O Irã anunciou que manterá as restrições à navegação no estreito de Ormuz até que os Estados Unidos alterem sua postura em relação ao país e cumpram uma série de seis condições apresentadas por Teerã. O secretário do Conselho Supremo de Segurança Nacional (SNSC), Mohammad Baqer Zolqadr, ressaltou que essas exigências são fundamentais para a reavaliação das medidas restritivas.

Entre os principais pontos levantados por Zolqadr, destaca-se a demanda pelo término das ameaças e ataques contra o Irã e seus aliados na região. Além disso, o país solicita a suspensão do bloqueio naval imposto por Washington, a retirada das forças navais e aéreas norte-americanas da área e a reparação financeira por danos oriundos de conflitos passados. Essas exigências refletem uma postura firme do governo iraniano em relação a uma série de tensões acumuladas ao longo dos anos.

Adicionalmente, Teerã requer o fim das sanções que afetam sua economia e a liberação de ativos iranianos que estão congelados ou apreendidos em diferentes partes do mundo.
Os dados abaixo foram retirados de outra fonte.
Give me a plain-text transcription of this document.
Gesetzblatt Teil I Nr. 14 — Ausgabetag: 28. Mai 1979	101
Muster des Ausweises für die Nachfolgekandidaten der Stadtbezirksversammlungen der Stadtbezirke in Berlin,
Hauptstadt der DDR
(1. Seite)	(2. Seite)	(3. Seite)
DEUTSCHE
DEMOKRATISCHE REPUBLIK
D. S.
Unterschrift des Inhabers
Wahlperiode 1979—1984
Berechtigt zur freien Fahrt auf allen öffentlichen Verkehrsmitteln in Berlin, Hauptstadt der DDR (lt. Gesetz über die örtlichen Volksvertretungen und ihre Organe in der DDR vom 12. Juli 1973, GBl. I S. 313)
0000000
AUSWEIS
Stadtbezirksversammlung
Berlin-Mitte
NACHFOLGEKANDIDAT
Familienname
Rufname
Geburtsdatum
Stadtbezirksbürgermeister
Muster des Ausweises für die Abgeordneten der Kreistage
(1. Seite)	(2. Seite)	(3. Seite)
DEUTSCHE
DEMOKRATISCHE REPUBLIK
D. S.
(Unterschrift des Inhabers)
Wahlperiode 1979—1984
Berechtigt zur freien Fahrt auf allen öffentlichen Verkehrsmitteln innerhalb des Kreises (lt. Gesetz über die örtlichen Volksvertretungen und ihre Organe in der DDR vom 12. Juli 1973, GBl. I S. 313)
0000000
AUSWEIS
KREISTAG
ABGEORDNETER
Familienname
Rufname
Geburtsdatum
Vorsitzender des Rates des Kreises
O governo iraniano acredita que essas condições são essenciais para estabelecer um ambiente mais pacífico e cooperativo na região do Oriente Médio.

Zolqadr fez questão de frisar que o Conselho Supremo de Segurança Nacional não se retrairá em suas demandas, seja em condições de confronto militar ou em mesas de negociação. Essa afirmação evidencia a determinação do Irã em se opor a pressões externas, enquanto busca um espaço mais seguro para suas operações econômicas e militares.
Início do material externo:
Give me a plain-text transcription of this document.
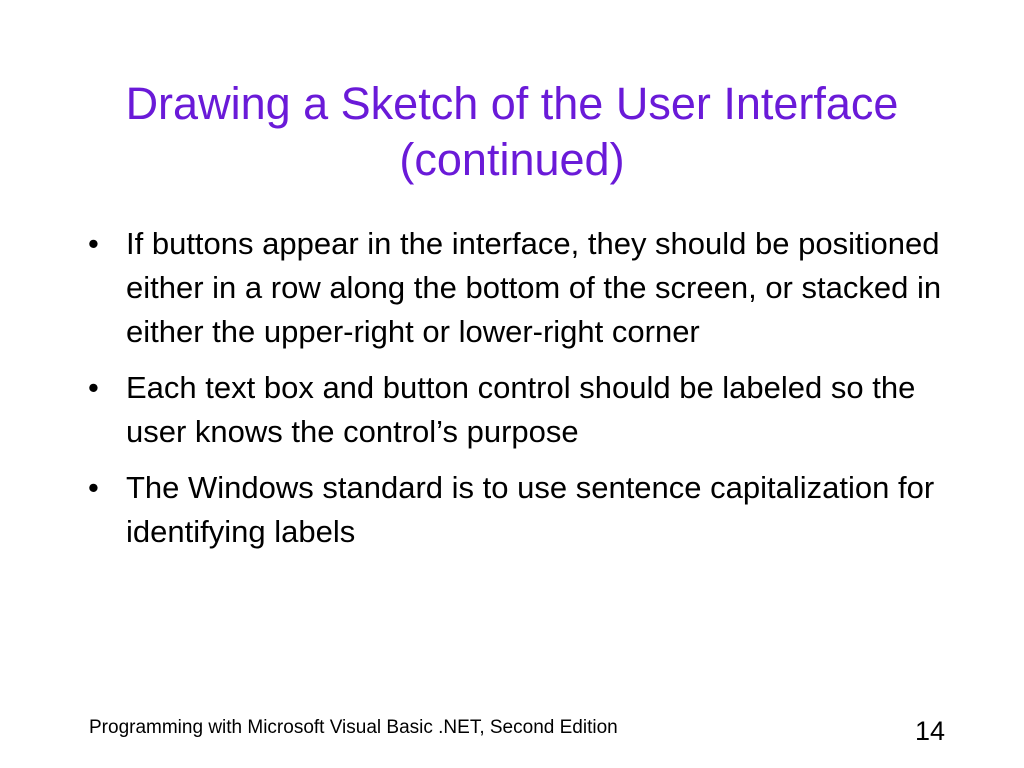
Drawing a Sketch of the User Interface (continued)
• If buttons appear in the interface, they should be positioned either in a row along the bottom of the screen, or stacked in either the upper-right or lower-right corner
• Each text box and button control should be labeled so the user knows the control’s purpose
• The Windows standard is to use sentence capitalization for identifying labels
Programming with Microsoft Visual Basic .NET, Second Edition	14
Essas declarações se inserem em um contexto mais amplo de relações tensas entre o Irã e os Estados Unidos, marcadas por um histórico de conflitos e diplomacias falhas. O estreito de Ormuz, canal vital para o tráfego de petróleo global, pode se tornar ainda mais conflitivo se as exigências de Teerã não forem atendidas. A situação requer atenção internacional, uma vez que a continuidade das restrições pode impactar não apenas a economia da região, mas também os mercados globais.